Lionel chuckles, but I don’t, because my eyes fall on the giant desk in front of us. Or, to be more specific, the black glass deer statue on it. It’s incredible - a stag standing on a rock and proudly displaying his horns, all made out of black glass. Volcanic, maybe? It’s got little ruby eyes. There’s a bunch of other stuff on her desk, but for some reason I can’t tear my gaze away from the deer.
It’s mesmerizing. And…familiar. It feels familiar, somehow. But that can’t be right. I’ve never seen it in my life.

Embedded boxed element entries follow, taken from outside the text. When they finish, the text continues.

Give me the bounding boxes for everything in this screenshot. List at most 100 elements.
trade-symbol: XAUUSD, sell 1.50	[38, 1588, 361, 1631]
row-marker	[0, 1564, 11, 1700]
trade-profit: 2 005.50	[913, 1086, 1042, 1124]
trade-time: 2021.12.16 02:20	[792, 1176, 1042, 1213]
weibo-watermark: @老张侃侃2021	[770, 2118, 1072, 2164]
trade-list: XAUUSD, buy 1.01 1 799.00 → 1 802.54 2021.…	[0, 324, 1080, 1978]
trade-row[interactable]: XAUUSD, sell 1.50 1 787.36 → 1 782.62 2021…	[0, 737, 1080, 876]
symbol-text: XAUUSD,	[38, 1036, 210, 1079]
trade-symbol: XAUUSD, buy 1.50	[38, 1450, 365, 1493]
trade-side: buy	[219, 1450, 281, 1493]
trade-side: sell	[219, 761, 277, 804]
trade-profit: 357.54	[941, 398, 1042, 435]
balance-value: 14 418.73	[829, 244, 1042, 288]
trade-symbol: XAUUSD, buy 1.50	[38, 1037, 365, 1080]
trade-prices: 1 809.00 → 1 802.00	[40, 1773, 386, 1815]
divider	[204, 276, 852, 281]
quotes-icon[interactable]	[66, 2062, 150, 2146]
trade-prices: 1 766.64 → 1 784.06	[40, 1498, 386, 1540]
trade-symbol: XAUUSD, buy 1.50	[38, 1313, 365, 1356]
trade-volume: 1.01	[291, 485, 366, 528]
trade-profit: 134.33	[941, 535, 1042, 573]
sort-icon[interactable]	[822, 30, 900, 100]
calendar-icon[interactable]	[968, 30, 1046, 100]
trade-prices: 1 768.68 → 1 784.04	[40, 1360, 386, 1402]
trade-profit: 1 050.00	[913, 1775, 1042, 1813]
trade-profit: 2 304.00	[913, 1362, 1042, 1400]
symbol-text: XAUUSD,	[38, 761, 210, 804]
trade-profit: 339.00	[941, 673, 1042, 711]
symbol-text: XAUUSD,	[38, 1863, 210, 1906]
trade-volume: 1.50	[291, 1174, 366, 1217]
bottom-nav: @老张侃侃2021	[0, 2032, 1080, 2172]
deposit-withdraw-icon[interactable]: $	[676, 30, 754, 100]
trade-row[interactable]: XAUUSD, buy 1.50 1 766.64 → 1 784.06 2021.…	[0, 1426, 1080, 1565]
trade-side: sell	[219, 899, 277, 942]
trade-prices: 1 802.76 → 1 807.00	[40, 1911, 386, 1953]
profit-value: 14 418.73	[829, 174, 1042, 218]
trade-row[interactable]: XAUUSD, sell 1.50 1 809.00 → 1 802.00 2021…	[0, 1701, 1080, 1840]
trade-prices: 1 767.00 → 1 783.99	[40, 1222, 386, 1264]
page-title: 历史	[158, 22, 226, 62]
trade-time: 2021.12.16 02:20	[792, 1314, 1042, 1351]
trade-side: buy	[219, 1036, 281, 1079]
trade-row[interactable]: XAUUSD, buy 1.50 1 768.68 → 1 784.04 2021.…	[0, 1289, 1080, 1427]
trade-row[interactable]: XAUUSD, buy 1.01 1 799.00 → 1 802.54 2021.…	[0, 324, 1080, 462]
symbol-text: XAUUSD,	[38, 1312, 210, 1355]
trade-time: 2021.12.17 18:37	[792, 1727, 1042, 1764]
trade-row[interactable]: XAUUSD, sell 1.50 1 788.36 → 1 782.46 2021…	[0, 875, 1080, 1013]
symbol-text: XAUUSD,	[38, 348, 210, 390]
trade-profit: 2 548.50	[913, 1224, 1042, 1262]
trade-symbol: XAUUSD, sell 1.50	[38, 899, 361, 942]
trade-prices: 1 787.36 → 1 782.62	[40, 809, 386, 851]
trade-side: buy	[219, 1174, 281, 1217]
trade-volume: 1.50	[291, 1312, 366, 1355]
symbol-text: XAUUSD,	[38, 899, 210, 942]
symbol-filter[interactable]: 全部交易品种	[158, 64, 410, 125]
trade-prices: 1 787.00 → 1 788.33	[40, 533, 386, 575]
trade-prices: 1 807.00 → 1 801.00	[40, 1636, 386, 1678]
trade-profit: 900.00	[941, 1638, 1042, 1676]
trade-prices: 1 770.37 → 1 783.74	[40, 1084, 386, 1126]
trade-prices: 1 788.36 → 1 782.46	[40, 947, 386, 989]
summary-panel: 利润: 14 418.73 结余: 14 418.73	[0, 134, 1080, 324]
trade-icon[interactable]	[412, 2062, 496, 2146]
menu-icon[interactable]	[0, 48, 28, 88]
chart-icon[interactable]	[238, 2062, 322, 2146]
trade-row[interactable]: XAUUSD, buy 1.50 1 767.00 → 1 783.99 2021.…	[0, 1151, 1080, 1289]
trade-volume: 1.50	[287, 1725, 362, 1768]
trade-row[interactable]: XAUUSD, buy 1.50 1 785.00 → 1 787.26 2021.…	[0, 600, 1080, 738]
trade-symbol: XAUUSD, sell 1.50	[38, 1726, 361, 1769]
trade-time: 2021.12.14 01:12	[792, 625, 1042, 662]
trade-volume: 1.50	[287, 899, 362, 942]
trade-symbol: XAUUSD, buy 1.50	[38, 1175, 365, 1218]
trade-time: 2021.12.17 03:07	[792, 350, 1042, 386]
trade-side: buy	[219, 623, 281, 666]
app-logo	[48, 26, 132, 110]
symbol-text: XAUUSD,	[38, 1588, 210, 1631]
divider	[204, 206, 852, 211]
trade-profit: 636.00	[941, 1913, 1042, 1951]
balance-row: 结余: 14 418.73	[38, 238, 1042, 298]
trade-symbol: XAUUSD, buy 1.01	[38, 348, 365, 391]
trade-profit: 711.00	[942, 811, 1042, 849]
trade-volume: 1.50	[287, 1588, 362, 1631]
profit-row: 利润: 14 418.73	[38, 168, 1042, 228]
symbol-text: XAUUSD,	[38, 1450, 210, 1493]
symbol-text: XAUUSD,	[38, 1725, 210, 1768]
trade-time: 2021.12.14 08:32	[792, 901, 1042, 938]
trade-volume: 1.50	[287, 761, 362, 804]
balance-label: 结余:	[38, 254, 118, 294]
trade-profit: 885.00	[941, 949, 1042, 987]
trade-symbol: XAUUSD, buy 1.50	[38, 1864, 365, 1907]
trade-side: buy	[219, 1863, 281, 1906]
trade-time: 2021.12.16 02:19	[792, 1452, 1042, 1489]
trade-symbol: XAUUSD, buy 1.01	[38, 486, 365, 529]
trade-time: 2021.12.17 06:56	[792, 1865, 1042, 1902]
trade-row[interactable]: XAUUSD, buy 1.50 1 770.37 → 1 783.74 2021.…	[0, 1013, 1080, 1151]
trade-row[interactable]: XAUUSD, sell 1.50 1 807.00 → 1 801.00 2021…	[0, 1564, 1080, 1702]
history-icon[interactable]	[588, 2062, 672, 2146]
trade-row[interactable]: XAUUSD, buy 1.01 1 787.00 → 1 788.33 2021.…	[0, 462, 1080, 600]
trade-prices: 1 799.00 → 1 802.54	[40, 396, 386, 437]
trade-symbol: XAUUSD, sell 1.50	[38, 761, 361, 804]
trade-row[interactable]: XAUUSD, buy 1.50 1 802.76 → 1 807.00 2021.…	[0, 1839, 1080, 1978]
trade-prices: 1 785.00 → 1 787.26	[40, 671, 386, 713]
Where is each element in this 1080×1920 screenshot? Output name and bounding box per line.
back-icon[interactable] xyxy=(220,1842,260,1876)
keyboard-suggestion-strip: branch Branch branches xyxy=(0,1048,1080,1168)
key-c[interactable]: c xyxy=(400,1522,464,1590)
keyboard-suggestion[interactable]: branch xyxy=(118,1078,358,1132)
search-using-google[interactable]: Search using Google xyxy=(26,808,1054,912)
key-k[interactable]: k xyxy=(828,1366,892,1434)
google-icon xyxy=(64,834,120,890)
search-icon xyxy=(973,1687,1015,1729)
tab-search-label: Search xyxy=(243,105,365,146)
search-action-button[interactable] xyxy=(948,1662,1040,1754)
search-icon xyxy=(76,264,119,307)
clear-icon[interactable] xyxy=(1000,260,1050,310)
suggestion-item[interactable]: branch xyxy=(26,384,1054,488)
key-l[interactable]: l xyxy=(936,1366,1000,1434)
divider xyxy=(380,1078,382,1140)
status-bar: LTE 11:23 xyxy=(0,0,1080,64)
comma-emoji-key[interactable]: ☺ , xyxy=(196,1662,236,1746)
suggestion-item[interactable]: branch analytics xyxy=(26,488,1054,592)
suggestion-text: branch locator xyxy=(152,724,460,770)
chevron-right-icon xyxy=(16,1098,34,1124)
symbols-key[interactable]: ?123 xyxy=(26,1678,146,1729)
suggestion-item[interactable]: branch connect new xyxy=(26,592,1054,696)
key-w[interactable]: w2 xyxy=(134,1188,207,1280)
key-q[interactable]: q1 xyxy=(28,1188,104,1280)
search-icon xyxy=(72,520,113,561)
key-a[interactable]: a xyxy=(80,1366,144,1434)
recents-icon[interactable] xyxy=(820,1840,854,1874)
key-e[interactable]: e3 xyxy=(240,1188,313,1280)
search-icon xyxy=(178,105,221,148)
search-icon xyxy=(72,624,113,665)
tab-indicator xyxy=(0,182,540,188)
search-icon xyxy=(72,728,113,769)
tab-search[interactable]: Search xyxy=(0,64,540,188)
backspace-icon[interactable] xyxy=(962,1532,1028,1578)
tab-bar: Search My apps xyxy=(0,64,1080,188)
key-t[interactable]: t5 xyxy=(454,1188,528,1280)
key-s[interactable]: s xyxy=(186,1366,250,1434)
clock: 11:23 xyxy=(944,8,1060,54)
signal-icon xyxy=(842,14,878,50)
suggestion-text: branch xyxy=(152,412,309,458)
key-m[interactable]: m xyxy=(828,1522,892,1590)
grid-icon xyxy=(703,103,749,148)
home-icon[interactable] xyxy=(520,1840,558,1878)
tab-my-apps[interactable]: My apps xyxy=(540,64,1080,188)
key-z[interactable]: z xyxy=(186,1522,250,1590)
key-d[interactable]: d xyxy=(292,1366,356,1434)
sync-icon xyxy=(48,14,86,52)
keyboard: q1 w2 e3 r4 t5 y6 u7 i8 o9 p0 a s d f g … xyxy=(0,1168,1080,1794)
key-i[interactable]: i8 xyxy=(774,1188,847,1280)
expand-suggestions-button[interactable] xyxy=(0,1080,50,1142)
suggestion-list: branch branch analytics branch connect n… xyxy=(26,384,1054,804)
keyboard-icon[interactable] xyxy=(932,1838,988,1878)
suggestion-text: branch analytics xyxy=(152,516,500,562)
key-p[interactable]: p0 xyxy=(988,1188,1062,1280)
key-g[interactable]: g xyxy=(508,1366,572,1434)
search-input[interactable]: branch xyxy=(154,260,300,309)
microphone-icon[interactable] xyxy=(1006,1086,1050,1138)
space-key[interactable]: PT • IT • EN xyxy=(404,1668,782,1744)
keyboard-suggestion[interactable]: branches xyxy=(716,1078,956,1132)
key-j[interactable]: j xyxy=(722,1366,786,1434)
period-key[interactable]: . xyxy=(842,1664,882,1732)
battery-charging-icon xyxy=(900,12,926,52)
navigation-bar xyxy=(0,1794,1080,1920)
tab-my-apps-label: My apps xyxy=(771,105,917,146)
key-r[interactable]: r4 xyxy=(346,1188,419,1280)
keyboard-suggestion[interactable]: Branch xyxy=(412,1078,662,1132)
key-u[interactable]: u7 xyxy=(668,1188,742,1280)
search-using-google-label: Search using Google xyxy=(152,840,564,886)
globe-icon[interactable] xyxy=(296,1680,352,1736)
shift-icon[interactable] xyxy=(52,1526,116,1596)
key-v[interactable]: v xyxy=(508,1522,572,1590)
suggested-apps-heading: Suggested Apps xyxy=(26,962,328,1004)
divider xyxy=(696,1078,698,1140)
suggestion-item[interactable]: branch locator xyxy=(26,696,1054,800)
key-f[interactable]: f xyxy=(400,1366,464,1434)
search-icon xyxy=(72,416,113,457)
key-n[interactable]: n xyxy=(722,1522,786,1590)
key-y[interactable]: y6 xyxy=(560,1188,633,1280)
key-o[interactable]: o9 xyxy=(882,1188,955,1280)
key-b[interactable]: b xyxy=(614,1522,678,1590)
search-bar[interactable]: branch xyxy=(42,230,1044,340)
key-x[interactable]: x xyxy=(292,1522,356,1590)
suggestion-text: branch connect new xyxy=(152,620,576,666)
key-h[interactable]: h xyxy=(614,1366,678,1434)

“Lionel!” A husky woman’s voice, and in a curl of tasteful gardenia perfume we’re descended upon by the most beautiful grandma I’ve ever seen. Her steel-gray hair is piled up in a prim bun, her dress suit fitting her slender limbs down to the last waifish collarbone. Her olive skin glows and her eyes…okay, I don’t wax poetic about eyeballs. I try not to, anyway. Eyes are just eyes. But this woman’s eyes…they have a life of their own. They’re fox-like, turned up at the edges, clever and quick and bright and shining like they have some inner light. There’s a pale, spring green starburst around her pupil, and it bleeds softly into rich evergreen. It’s hypnotizing.